Linking Indy Women kicked off 2015 with an energetic group of women gathered at the Speak Easy, eager to hear from an amazing woman and someone I personally have strong admiration for – Kim Graham Lee. This is what she shared with the group.
Love your roots.
Kim Graham Lee is not an Indiana native. But, boy, are we glad to have her. She hails from Wisconsin with childhood roots in the South. She loves that history. From an early age, she learned the value of expanding her horizons. She made the decision to attend a public school instead of an all-girls Catholic high school, which she claims to be one of the biggest life-guiding decisions she made at a young age.
Fast-forward, she happened upon Walker Information, where she would make an incredibly successful, research and data-driven, 20-year career that would continue to serve her well in everything else she did. She went on to ride the ups and downs of the dot com bubble, worked as the only woman in an executive role, learned from two startups that didn’t make it, and raised two children. Whew.
But from all that, she learned that she’s passionate about growing organizations and people. There’s a very unique stage in a company’s life when it needs to think about securing its place in the fabric of a community.
“I love taking organizations to that next level. … I like to grow things”
– Kim Graham Lee
Your life, your values.
Her story doesn’t stop there. She took on a CEO role at Indianapolis-based Vontoo, followed by a number of leadership positions, giving her 7 years of experiences that taught her something different at every step of the way.
“I don’t believe there’s such a thing as work-life balance. I believe that life is a blend, you just need to figure out what that blend is.”
This is true. I’m a firm believer in this approach as well. It’s much more realistic and it’ll keep us sane. But, there’s a line that we, as women, cross far too often. We often fall into the trap of taking care of others more and before ourselves. Kim said it best:
“Self care is not selfish.”
It’s thinking about what you need. Kim has learned, and hopes to pass on the message, that it’s ok to take a breather. It’s ok to prioritize taking care of yourself.
“There’s only one life to live.”
This message took on a particularly dark meaning in her life when she learned about how far bullying had gone with her son, then in high school. And, he wasn’t alone. She took it upon herself to find out to what extent bullying was touching the lives of other kids in that school. She uncovered a lot. And, made a huge impact on young lives.
Service continues to be a big part of Kim’s life, as she volunteers at St. Mary’s Child Center, a pre-school for at-risk 3- to 5-year-olds.
For Kim, rising up also means passing on – passing on her learnings as a woman leader so others can become leaders, too. We have challenges to overcome; but we, as women, still have a lot of work to do to encourage a balance of power across genders in the workplace.
“Be true to yourself.”
Rising up also means being easier on ourselves. This resonates with me – and probably many of you.
“There’s a huge difference between excellence and perfection.”
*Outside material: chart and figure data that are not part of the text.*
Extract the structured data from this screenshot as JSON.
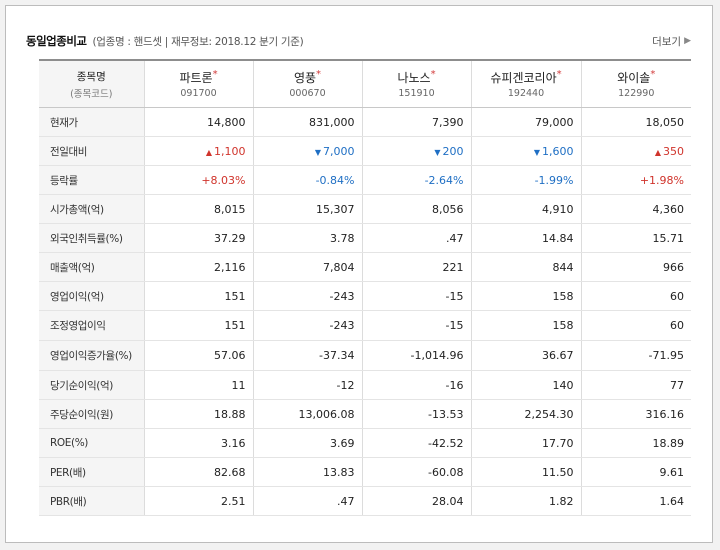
{
  "header": {
    "title": "동일업종비교",
    "info": "(업종명 : 핸드셋 | 재무정보: 2018.12 분기 기준)",
    "more": "더보기"
  },
  "table": {
    "corner": {
      "label": "종목명",
      "sub": "(종목코드)"
    },
    "companies": [
      {
        "name": "파트론",
        "code": "091700"
      },
      {
        "name": "영풍",
        "code": "000670"
      },
      {
        "name": "나노스",
        "code": "151910"
      },
      {
        "name": "슈피겐코리아",
        "code": "192440"
      },
      {
        "name": "와이솔",
        "code": "122990"
      }
    ],
    "rows": [
      {
        "label": "현재가",
        "values": [
          "14,800",
          "831,000",
          "7,390",
          "79,000",
          "18,050"
        ]
      },
      {
        "label": "전일대비",
        "values": [
          "1,100",
          "7,000",
          "200",
          "1,600",
          "350"
        ],
        "dirs": [
          "up",
          "down",
          "down",
          "down",
          "up"
        ]
      },
      {
        "label": "등락률",
        "values": [
          "+8.03%",
          "-0.84%",
          "-2.64%",
          "-1.99%",
          "+1.98%"
        ],
        "dirs": [
          "up",
          "down",
          "down",
          "down",
          "up"
        ]
      },
      {
        "label": "시가총액(억)",
        "values": [
          "8,015",
          "15,307",
          "8,056",
          "4,910",
          "4,360"
        ]
      },
      {
        "label": "외국인취득률(%)",
        "values": [
          "37.29",
          "3.78",
          ".47",
          "14.84",
          "15.71"
        ]
      },
      {
        "label": "매출액(억)",
        "values": [
          "2,116",
          "7,804",
          "221",
          "844",
          "966"
        ]
      },
      {
        "label": "영업이익(억)",
        "values": [
          "151",
          "-243",
          "-15",
          "158",
          "60"
        ]
      },
      {
        "label": "조정영업이익",
        "values": [
          "151",
          "-243",
          "-15",
          "158",
          "60"
        ]
      },
      {
        "label": "영업이익증가율(%)",
        "values": [
          "57.06",
          "-37.34",
          "-1,014.96",
          "36.67",
          "-71.95"
        ]
      },
      {
        "label": "당기순이익(억)",
        "values": [
          "11",
          "-12",
          "-16",
          "140",
          "77"
        ]
      },
      {
        "label": "주당순이익(원)",
        "values": [
          "18.88",
          "13,006.08",
          "-13.53",
          "2,254.30",
          "316.16"
        ]
      },
      {
        "label": "ROE(%)",
        "values": [
          "3.16",
          "3.69",
          "-42.52",
          "17.70",
          "18.89"
        ]
      },
      {
        "label": "PER(배)",
        "values": [
          "82.68",
          "13.83",
          "-60.08",
          "11.50",
          "9.61"
        ]
      },
      {
        "label": "PBR(배)",
        "values": [
          "2.51",
          ".47",
          "28.04",
          "1.82",
          "1.64"
        ]
      }
    ]
  },
  "icons": {
    "up": "triangle-up-icon",
    "down": "triangle-down-icon",
    "more": "chevron-right-icon"
  },
  "colors": {
    "up": "#d0342c",
    "down": "#1f6fc4",
    "star": "#d23b3b"
  }
}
We all need to strive for excellence, not perfection. And, learn how to differentiate between the two, because it’s easy to inherently think of them as one and the same.
Finally, talk about your successes. How is anyone going to give you credit if they don’t know what to give credit for? I’m about to make a generalizing comment (fair warning): Men do this better than women. Push yourself to do this better, and you’ll rise up.
Today, Kim is channeling her experience and her passion to teach others to become leaders in the home, community and the workplace with her own startup, trueU.
“If you help others become leaders in those other spaces, they will bring it in to the workplace.”
Kim is an inspirational woman who has been through her fair share of challenges in life. She’s prevailed every time and lives to not only tell the tale, but teach others from it. That’s her mission and her calling. That’s what trueU is about.
I encourage you to check it out. At the very least, always remember – in Kim’s words – to “be yourself” and let others be themselves. This is her recipe for success.